TV Service Stalls for Verizon, but Increase in Wireless Customers Keeps Earnings Strong


Author: Laura Holson
TV SERVICE STALLS FOR VERIZON, BUT INCREASE IN WIRELESS CUSTOMERS KEEPS EARNINGS STRONG

Verizon Communications is having a harder time pushing its television service, which competes with the big cable companies, but the company said the slowing economy had not hurt its cellphone business. In releasing its earnings report on Monday, Verizon said it added 1.5 million new wireless customers, the same number as last quarter. It was 25 percent fewer than the two million it added in the fourth quarter of 2007, but Verizon Wireless, which is a joint venture with Vodafone, said its churn rate — the pace at which customers defect to other carriers — fell to 1.1 percent from 1.2 percent in the previous quarter. By comparison, Sprint Nextel has a churn rate of 2.45 percent.

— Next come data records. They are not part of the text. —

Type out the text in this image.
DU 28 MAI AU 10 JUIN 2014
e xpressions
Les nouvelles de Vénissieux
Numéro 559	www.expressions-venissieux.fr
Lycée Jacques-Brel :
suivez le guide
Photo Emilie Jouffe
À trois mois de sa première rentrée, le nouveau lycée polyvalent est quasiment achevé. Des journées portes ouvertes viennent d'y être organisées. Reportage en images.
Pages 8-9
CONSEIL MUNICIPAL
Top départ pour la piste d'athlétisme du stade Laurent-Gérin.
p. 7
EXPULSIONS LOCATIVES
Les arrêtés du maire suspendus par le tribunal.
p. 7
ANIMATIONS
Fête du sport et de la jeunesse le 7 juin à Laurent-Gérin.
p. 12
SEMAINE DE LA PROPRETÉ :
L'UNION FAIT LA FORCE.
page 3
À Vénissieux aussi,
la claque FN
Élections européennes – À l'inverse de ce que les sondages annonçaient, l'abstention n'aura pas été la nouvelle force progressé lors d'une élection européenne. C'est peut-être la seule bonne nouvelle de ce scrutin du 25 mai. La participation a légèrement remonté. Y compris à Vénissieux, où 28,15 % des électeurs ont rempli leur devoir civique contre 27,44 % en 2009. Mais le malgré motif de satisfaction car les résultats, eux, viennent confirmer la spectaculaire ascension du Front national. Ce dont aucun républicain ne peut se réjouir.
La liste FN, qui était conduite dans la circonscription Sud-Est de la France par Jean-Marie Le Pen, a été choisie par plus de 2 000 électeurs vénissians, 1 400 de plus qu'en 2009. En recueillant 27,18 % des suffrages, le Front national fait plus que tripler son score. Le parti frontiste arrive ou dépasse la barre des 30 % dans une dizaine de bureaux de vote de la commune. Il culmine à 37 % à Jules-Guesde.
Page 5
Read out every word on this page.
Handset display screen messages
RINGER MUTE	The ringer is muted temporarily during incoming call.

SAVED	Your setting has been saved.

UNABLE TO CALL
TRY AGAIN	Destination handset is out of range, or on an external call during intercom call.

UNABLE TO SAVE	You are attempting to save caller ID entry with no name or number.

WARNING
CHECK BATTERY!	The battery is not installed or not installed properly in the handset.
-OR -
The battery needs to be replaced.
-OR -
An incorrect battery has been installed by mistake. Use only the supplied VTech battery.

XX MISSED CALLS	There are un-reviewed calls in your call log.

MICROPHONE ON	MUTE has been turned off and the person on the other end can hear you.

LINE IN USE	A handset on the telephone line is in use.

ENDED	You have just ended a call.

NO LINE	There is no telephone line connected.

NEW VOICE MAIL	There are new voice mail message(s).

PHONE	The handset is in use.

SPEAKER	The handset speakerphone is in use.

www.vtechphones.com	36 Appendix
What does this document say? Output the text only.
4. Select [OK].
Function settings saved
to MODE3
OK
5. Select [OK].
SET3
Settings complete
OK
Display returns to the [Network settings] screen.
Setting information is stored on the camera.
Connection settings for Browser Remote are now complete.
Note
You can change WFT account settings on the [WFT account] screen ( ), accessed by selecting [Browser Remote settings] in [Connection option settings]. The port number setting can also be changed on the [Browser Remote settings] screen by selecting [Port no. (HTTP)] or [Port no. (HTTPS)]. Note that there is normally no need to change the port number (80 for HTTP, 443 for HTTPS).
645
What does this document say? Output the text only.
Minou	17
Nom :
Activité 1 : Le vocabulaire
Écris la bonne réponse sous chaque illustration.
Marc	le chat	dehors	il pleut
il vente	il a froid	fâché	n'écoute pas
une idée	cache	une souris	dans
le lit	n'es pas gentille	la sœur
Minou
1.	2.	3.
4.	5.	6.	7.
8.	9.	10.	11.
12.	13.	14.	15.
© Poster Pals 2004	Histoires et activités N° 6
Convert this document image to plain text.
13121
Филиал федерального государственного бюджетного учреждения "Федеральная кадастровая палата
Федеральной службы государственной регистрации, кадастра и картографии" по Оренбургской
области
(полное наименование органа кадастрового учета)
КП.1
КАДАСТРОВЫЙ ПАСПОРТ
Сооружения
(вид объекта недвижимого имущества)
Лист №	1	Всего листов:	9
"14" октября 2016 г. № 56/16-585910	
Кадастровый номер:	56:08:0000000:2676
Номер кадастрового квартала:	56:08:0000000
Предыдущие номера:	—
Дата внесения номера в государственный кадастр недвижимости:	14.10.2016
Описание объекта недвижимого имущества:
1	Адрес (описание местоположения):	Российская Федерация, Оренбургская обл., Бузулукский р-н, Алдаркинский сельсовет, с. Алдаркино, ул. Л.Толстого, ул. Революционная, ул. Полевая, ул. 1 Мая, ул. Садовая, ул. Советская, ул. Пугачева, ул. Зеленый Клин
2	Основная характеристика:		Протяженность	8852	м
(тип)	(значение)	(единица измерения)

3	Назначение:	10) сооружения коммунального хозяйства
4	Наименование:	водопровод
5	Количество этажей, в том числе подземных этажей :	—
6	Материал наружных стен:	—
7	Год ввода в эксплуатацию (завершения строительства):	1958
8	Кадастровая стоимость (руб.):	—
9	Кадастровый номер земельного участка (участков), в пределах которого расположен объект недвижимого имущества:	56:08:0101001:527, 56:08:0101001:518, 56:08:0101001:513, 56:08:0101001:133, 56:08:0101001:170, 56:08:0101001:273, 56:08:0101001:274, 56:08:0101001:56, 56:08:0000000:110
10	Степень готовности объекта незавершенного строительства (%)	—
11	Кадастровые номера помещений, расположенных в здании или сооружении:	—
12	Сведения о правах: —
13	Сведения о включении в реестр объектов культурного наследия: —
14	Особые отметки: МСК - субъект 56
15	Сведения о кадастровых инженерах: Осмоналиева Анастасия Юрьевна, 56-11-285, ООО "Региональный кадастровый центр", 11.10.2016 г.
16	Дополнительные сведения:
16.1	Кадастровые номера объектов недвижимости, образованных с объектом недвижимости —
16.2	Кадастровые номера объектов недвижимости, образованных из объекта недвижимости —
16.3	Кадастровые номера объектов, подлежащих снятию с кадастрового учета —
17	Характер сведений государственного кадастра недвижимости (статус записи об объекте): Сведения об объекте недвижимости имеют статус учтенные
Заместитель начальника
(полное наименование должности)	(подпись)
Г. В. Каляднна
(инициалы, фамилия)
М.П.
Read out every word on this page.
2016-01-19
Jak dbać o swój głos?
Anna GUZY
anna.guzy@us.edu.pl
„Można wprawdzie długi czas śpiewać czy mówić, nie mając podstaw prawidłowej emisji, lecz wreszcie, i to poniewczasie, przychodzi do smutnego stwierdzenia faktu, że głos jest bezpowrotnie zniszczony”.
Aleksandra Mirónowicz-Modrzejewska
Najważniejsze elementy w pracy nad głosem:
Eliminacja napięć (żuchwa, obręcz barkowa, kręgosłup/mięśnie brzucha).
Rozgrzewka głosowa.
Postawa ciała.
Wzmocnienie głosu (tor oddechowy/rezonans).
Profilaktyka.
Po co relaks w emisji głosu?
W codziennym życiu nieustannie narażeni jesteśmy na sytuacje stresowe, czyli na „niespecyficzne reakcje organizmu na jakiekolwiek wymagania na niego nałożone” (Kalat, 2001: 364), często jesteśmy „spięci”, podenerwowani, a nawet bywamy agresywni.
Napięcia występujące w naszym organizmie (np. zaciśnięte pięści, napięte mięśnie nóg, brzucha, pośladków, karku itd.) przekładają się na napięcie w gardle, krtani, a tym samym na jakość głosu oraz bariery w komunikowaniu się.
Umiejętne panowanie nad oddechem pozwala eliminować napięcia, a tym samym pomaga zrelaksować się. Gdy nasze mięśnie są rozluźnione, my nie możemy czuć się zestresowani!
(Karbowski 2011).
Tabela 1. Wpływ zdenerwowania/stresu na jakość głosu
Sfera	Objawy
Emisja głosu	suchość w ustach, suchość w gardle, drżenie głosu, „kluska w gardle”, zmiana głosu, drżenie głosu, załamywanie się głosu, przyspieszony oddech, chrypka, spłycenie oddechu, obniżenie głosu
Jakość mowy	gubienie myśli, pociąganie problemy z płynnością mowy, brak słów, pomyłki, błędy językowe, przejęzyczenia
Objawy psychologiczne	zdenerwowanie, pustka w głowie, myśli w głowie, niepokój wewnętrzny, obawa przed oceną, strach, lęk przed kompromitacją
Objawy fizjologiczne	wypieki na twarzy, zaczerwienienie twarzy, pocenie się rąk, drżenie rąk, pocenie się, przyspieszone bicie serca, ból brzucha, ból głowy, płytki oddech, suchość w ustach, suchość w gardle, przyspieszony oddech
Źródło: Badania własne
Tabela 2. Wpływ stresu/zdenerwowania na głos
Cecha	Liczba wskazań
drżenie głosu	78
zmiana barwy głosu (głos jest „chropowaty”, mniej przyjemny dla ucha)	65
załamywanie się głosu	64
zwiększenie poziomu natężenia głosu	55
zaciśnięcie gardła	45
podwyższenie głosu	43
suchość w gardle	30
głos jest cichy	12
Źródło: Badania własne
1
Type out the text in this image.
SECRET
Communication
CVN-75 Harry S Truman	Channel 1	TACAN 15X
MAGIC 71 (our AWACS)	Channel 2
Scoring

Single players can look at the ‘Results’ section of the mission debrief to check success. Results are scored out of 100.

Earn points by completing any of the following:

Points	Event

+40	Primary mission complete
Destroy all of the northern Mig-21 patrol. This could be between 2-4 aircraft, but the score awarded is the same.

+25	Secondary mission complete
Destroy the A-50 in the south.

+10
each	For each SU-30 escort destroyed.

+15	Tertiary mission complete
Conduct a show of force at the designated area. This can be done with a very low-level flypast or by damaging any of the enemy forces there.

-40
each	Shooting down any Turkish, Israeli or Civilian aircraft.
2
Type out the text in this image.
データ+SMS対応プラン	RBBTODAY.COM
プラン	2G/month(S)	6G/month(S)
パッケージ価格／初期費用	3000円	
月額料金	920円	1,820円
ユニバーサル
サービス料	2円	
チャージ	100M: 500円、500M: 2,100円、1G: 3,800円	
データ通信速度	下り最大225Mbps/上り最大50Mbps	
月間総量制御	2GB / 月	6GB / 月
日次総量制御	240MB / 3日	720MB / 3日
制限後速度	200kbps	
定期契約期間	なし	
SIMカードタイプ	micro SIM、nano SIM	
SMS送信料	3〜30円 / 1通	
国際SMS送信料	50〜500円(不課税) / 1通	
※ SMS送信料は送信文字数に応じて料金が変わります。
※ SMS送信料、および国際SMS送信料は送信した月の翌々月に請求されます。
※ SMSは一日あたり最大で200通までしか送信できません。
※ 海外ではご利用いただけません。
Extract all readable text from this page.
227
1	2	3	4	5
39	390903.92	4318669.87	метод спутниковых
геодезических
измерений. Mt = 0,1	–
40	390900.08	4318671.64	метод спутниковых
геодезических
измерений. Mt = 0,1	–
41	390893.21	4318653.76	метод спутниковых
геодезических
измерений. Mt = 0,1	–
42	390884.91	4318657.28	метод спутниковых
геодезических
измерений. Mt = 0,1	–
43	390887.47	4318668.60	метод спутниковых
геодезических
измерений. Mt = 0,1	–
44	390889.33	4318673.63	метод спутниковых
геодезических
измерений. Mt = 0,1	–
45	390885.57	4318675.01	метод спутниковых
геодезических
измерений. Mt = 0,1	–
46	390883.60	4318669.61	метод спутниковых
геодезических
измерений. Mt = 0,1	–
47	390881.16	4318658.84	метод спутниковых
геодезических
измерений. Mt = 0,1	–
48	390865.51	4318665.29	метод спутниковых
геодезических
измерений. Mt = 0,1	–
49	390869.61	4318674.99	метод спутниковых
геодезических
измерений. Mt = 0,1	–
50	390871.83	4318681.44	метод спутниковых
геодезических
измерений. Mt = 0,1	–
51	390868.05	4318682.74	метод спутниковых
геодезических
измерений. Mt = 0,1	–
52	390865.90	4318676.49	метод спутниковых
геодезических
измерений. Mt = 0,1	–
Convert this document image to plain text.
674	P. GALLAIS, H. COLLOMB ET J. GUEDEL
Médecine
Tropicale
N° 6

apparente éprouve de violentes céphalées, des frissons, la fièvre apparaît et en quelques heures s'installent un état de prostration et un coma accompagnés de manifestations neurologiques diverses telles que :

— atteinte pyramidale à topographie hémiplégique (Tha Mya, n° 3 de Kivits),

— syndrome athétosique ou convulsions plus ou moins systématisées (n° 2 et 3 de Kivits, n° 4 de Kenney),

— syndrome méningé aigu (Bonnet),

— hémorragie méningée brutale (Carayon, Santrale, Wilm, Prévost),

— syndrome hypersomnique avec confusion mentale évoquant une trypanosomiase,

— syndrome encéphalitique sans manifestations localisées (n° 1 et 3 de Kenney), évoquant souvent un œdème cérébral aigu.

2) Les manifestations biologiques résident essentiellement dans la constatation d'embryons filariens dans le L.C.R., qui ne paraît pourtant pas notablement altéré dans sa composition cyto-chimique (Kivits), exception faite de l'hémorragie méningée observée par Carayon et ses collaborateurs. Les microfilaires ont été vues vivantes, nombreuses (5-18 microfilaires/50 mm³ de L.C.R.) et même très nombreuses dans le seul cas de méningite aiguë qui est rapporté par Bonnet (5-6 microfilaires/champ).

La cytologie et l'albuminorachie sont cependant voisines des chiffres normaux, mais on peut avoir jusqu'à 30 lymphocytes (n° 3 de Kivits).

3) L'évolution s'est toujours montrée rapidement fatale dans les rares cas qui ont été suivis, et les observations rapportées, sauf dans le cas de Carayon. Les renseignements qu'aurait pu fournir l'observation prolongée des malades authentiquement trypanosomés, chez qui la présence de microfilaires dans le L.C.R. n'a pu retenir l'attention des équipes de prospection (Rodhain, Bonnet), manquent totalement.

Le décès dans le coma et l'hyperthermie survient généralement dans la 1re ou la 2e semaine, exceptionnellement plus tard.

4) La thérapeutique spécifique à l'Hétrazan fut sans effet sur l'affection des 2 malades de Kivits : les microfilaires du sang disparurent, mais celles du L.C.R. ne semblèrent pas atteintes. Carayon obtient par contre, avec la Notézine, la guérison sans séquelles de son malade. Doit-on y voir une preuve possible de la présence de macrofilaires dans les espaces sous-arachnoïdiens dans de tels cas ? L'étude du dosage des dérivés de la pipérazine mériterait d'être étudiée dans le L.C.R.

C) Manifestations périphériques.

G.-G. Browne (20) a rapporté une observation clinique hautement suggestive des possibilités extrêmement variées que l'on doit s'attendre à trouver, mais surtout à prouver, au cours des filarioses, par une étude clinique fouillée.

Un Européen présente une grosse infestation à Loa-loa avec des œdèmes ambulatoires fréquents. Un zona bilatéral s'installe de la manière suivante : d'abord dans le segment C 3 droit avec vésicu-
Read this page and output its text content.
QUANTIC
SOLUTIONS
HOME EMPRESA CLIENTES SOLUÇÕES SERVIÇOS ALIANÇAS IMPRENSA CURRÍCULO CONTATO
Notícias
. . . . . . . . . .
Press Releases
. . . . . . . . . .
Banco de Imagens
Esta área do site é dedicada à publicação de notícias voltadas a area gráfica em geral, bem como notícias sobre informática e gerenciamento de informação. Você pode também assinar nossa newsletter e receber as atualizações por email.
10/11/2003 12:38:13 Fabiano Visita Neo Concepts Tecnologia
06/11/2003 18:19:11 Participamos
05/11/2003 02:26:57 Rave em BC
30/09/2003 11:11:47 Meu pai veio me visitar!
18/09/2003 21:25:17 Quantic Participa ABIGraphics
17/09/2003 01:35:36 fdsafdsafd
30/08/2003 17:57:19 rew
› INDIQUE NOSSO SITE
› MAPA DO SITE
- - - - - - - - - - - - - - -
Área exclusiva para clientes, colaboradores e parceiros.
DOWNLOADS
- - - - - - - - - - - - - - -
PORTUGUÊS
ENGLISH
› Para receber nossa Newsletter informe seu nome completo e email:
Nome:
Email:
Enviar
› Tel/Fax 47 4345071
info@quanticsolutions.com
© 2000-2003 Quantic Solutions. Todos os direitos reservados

Analysts, however, were concerned about the pace at which Verizon was winning customers for its fiber optic delivery of television programming, called FiOS TV. Verizon added 176,000 customers in the last three months, compared with 263,000 customers in its first quarter. In addition, the company said it added 187,000 FiOS Internet customers. Verizon's high-speed-Internet subscribers rose 12% to 8.3 million, a growth rate less than the 26% increase in the year-earlier period. The slowdowns reported by both AT&T and Verizon raised questions about whether the high-speed-Internet market is maturing or whether phone companies' DSL services are losing ground to cable companies' faster offerings.